La reprise de la pièce a eu lieu les 28 et 29 mai derniers. Quelques déclarations m’ont frappée, je vais les évoquer rapidement. Une classe de lycéens de Gustave Eiffel étaient là avant la représentation du mercredi matin, nous avons échangé au bar de la Comédie, en compagnie de Rénilde Gerardin et de trois de leurs enseignantes.

J’ai demandé aux jeunes si certaines séries influençaient leurs jugements concernant les risques des réseaux sociaux. J’évoque une série, « Black Mirror », dont j’ai déjà entendu parler en passant dans les classes. Un élève, qui connaît bien la série (comme visiblement, beaucoup d’autres de ses camarades) évoque un chantage infâme suite à la diffusion de photographies intimes. Le jeune qui évoque cette série pense que « cela arrive en vrai, tout le monde voit tout… » et une jeune fille renchérit : « par exemple, on envoie ses photos de vacances et aussitôt, les cambrioleurs se préparent à passer chez vous ».
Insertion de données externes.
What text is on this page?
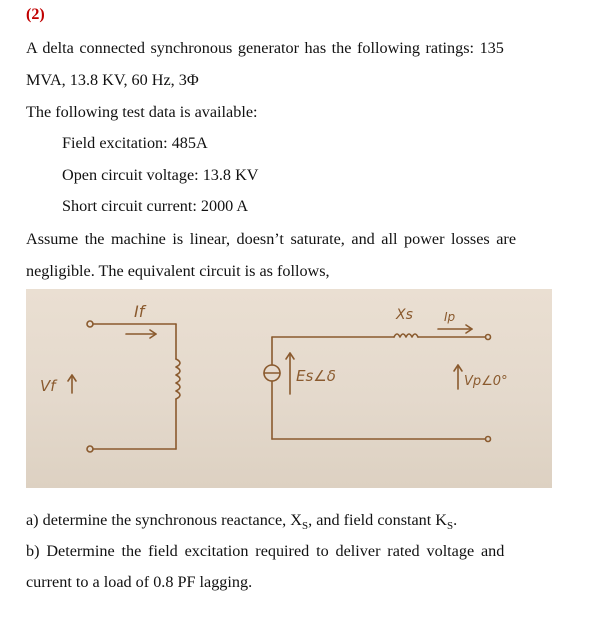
(2)
A delta connected synchronous generator has the following ratings: 135
MVA, 13.8 KV, 60 Hz, 3Φ
The following test data is available:
Field excitation: 485A
Open circuit voltage: 13.8 KV
Short circuit current: 2000 A
Assume the machine is linear, doesn’t saturate, and all power losses are
negligible. The equivalent circuit is as follows,
If
Vf
Es∠δ
Xs	Ip
Vp∠0°
a) determine the synchronous reactance, $X_S$, and field constant $K_S$.
b) Determine the field excitation required to deliver rated voltage and
current to a load of 0.8 PF lagging.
Je pense au livre de Jacqueline Ryan-Vickery (Ryan Vickery, J. (2017). Worried about the wrong things: Youth, risk, and opportunity in the digital world. MIT Press.) qui évoque le climat de « panique morale » qui prévaut, notamment à l’idée que les enfants ou les familles deviennent la proie de prédateurs guettant en ligne. Elle dit que les séries américaines les plus populaires présentent des séries catastrophes qui exagèrent les dangers et incitent les adultes à dresser des barrières entre les jeunes et l’usage des outils numériques, en particulier pour les jeunes d’origine modeste, c’est une manière de renoncer à leur offrir l’éducation aux usages et aux outils auxquels ils n’ont pas naturellement accès.

 

Un jeune garçon reprend sur le thème des rumeurs et des photographies diffusées en ligne, quand je leur demande leur réaction quand ils voient passer un contenu choquant ou qu’ils désapprouvent. « Un mec, par exemple, qui se fait frapper, et c’est filmé … » dit quelqu’un, il reprend : « Si la vidéo montre le mec que je connais en train de se faire frapper, je partage. » Une des enseignantes : « Tu partages en disant quoi ? » Le jeune répond : « Je partage juste… » l’enseignante : « mais avec qui tu partages ? » le jeune : « Avec mes potes, mon réseau, d’abord je partage et ensuite on entame la conversation, on s’explique. »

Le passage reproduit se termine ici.